ISF is the importer's obligation: the ten importer-supplied elements (seller, buyer, importer of record, consignee, manufacturer, ship-to, country of origin, HS-6, stuffing location, consolidator) plus two carrier elements, due 24 hours before the vessel departs the last foreign port. The two deadlines are close but not identical — AMS is anchored to loading, ISF to departure — and both must be satisfied on a US ocean import.

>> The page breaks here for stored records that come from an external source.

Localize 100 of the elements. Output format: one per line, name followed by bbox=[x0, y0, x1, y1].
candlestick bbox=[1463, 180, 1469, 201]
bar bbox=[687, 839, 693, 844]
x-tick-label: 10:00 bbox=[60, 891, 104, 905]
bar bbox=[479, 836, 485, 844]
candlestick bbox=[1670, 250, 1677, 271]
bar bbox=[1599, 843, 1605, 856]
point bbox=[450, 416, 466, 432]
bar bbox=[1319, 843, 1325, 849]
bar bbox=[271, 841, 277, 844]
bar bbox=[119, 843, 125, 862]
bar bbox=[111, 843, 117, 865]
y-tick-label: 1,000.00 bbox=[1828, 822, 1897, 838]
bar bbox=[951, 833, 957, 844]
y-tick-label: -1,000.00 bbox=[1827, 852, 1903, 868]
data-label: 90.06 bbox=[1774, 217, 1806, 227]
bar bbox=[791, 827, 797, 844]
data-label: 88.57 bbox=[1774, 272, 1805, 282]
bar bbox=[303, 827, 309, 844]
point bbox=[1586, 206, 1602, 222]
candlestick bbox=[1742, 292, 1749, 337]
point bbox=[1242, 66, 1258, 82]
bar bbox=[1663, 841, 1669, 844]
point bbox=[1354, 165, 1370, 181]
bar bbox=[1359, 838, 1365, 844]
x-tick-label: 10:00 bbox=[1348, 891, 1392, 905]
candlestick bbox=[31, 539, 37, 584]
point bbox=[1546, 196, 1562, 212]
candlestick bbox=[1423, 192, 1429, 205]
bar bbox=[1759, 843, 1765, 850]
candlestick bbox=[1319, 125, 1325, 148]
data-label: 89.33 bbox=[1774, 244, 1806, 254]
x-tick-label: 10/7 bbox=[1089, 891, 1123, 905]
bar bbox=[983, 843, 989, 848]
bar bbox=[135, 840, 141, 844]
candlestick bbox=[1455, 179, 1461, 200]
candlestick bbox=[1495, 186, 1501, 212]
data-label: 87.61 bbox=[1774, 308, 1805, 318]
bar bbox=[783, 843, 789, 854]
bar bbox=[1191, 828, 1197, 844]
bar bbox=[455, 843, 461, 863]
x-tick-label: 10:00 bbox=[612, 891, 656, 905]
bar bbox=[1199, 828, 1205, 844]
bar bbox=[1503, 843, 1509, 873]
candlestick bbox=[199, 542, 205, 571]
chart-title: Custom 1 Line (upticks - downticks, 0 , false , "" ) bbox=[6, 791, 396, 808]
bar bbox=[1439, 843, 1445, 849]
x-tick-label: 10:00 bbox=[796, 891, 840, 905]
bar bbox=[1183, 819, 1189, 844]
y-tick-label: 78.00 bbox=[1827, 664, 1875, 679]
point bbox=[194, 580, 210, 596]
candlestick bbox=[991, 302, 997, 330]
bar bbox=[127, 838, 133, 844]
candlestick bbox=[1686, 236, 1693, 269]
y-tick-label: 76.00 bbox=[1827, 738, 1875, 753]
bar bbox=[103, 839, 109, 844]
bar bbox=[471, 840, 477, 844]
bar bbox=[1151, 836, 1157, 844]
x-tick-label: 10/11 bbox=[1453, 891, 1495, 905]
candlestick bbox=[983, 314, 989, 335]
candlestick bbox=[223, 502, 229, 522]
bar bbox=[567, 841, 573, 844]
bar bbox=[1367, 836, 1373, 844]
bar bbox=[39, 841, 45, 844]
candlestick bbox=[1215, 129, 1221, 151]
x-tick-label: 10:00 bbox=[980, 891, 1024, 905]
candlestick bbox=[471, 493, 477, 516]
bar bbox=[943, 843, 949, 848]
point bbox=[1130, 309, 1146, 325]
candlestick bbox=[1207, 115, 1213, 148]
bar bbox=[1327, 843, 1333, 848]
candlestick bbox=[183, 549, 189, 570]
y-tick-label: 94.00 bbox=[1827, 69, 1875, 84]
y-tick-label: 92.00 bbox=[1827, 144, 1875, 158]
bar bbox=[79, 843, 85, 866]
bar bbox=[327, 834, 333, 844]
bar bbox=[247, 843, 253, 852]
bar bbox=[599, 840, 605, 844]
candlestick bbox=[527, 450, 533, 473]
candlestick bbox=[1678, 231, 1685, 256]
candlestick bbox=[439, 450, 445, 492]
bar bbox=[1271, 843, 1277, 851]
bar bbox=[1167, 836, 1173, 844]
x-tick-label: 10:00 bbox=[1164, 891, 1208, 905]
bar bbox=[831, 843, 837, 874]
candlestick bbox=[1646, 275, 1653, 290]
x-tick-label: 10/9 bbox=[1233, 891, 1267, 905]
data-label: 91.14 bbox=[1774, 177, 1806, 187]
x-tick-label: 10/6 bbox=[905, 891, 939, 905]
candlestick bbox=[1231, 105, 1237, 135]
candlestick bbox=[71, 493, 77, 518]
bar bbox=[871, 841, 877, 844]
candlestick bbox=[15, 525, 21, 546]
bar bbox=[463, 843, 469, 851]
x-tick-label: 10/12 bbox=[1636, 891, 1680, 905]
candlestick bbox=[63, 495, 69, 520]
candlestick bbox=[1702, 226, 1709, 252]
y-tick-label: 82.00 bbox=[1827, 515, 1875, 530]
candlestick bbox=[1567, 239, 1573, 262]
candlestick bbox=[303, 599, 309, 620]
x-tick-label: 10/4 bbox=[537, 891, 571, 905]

Why the distinction matters operationally
Miss AMS and the cargo physically cannot load — the terminal won't accept it without manifest acceptance. Miss ISF and the cargo may sail, but the importer faces liquidated damages up to $10,000 per violation plus elevated exam and hold rates at destination. Because the two filings draw on overlapping but distinct data from different parties, coordination failures — an NVOCC late with house data for AMS, or a supplier slow to confirm ISF elements — are a common source of avoidable cost. Both are early-data problems: the information exists at booking, but must be marshalled days before traditional documentation would collect it.